Os povos Indígenas, o Povo Negro, favelados, os pobres de maneira geral, vivem uma situação de “diáspora no país. Diáspora que é um termo grego “diasporá”, com o significado de “dispersão de povos”. Vivendo em seus territórios há milhares de anos, os indígenas sentem-se ameaçados diante da volúpia assassina, criminosa e gananciosa de latifundiários, madeireiros, agropecuaristas, garimpeiros, dentro destes territórios, forçando os seus verdadeiros donos a viverem na diáspora. Tal situação levou um dos nossos maiores antropólogos a assim afirmar: “O Brasil, último país a acabar com a escravidão tem um perversidade intrínseca na sua herança, que torna a nossa classe dominante enferma de desigualdade, de descaso”. (Darcy Ribeiro)
Descaso que não pode acontecer com aqueles e aquelas que seguem na pista do Ressuscitado. Jesus não somente anunciou o Projeto de Deus entre nós como também testemunhou pelos seus atos a presença viva de Deus em si. Acreditar no testemunho de Jesus é testemunhar. Pela fé e adesão à pessoa do Ressuscitado, damos continuidade às mesmas ações desenvolvidas por Jesus. Como o Evangelho de hoje mesmo diz: “Aquele que vem do céu está acima de todos. Dá testemunho daquilo que viu e ouviu. Quem aceita o seu testemunho atesta que Deus é verdadeiro”. (Jo 3,31-33) Quem acredita nesta verdade e procura vivê-la, dá testemunho dela e vive em comunhão com o próprio Deus.

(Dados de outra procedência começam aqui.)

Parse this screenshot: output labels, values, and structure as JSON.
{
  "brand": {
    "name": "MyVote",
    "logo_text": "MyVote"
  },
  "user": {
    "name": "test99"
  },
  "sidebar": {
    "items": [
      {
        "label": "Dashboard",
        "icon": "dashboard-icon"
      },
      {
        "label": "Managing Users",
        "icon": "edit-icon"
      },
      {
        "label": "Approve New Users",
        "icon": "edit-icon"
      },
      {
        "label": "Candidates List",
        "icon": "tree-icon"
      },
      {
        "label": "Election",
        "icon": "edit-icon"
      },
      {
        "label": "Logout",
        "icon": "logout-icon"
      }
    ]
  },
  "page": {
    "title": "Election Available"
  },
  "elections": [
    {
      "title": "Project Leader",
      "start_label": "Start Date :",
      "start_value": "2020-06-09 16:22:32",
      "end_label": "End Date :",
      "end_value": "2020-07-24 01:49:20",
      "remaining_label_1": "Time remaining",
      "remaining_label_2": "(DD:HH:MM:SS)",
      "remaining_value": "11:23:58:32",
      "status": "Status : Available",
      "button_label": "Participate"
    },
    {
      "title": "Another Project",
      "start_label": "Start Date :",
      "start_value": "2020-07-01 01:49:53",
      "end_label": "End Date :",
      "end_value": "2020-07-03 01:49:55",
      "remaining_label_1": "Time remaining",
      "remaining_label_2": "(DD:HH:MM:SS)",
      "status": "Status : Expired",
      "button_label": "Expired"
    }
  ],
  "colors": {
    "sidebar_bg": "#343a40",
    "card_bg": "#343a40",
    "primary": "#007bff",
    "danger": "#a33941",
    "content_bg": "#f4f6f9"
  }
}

Não basta conhecer, ter fé e acreditar em Jesus: “Nem todo aquele que me diz ‘Senhor, Senhor’, entrará no Reino do Céu. Só entrará aquele que põe em prática a vontade do meu Pai, que está no céu. (Mt 7,21) É necessário estar disposto e disposta a dar testemunho d’Ele diante deste mundo. Acreditar é testemunhar. Testemunho não com palavras apenas, ou com a recitação de versículos da Bíblia, mas com a própria vida, deixando se tocar pela Palavra de Jesus e ser um com Ele. Quem não aceita o testemunho de Jesus, acaba servindo a outros interesses e perdendo a chance de estar em sintonia com o Projeto de Deus.
Francisco Carlos Machado Alves conhecido como Chico Machado, foi da Congregação do Santíssimo Redentor, os Redentorista, da província de São Paulo. Reside em São Felix do Araguaia no Mato Grosso e é agente de Pastoral na Prelazia de São Felix desde 1992. Sua atividade pastoral é junto aos povos indígenas da região: Xavante, Kayabi, Karajá, dentre outros. Mestre em Educação atua na formação continuada de professores Indígenas, nas escolas das respectivas aldeias.